C’est pour parler de cet engagement public – il a fait la demande pour le rassemblement – qu’il accepte le jeu des questions-réponses, un peu sur la retenue. Quand on lui demande d’évoquer ces moments de vie qui ont fait de lui l’homme qu’il est, ses pensées font naufrage. «Il y en a trop. Mo pa kone», lance cet habitant de Bambous. Alors, il faut le suivre sur les voies navigables : «J’ai rencontré beaucoup de gens. Mais aussi beaucoup d’obstacles, j’ai dû les traverser. C’est ce qui m’a fait avancer.» C’est aussi ce qui lui a fait avoir une compréhension du monde, ses courants dangereux, ses lames de fond. Mais aussi, et surtout, ses profondeurs qui interrogent, connectent et qui apaisent. C’est en ayant cette conscience du soi à vivre auprès des autres, de la nature, que le fils de Kaya a répondu à l’appel du Kolektif : «J’ai étudié le gandia : mo pena okenn problem ar li.* Par contre, j’ai eu beaucoup d’amis sous influence ; j’en ai perdu beaucoup avec les drogues chimiques et les psychotropes. C’est pour cela que j’ai décidé de faire entendre ma voix.»* Il ne peut, explique-t-il, rester insensible aux ravages du simik.
Aux crimes, à la souffrance. Aux familles brisées. Aux individus en perdition. «Il y a beaucoup de dégâts, La société est malade. En tant que citoyen, je ne peux pas dire que je suis dans l’ignorance ou dans l’égoïsme. J’ai besoin de faire face et de faire un pas.» Pour la société, pour le monde dans lequel il vit, celui qui est actuellement peintre en bâtiment (mais qui a fait de nombreux métiers) a décidé d’être dans l’action : «Je suis sensible à ce qui se passe.
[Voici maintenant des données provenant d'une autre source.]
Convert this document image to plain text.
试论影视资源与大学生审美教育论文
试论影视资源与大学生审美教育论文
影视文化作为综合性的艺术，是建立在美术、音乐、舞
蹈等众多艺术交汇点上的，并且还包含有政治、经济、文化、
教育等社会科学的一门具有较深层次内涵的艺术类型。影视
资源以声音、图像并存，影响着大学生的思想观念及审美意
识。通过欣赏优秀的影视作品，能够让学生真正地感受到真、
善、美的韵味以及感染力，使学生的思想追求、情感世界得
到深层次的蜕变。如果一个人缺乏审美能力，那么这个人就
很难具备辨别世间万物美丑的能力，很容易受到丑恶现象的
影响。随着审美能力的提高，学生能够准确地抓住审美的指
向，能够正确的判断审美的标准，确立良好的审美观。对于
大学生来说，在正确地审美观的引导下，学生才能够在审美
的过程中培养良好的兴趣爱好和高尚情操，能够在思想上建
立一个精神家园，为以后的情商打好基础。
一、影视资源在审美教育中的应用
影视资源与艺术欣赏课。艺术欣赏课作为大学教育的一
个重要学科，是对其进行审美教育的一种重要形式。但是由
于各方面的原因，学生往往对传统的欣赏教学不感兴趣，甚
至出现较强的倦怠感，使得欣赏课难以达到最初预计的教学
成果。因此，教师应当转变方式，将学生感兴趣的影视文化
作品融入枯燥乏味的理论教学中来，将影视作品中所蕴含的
Je suis connecté à ce qui m’entoure. Je ressens la société.» Pour lui, pas de doute, «*vo mie gandia ki simik». «J’entends des gens qui disent tou sa bann zafer-la parey. Mais nous qui connaissons la vie. Nous qui avons vu ses nuances. Nous pouvons dire que ce n’est pas vrai.»
Nier le besoin de s’évader de l’humanité, ce serait de l’hypocrisie, estime celui qui pratique la musique quand il n’est pas engagé sur des chantiers : «Le cerveau humain est ainsi : il va chercher quelque chose pour se faire du bien. Pour certains, c’est le sucre, non ? Concernant les ravages provoqués par la drogue, je pense que le gandia peut apporter un soulagement. Car il est naturel, bizin pa gagn lefe par lamin enn zom, bizin al ver natirel.» Son discours est bien ancré, tourné vers le cœur du monde : la nature. Il espère le faire voler comme un drapeau pour la guérison de la société. C’est son message à lui. Sa carte qu’il dessine. Ce besoin de s’engager est-il porté par celui de son père ?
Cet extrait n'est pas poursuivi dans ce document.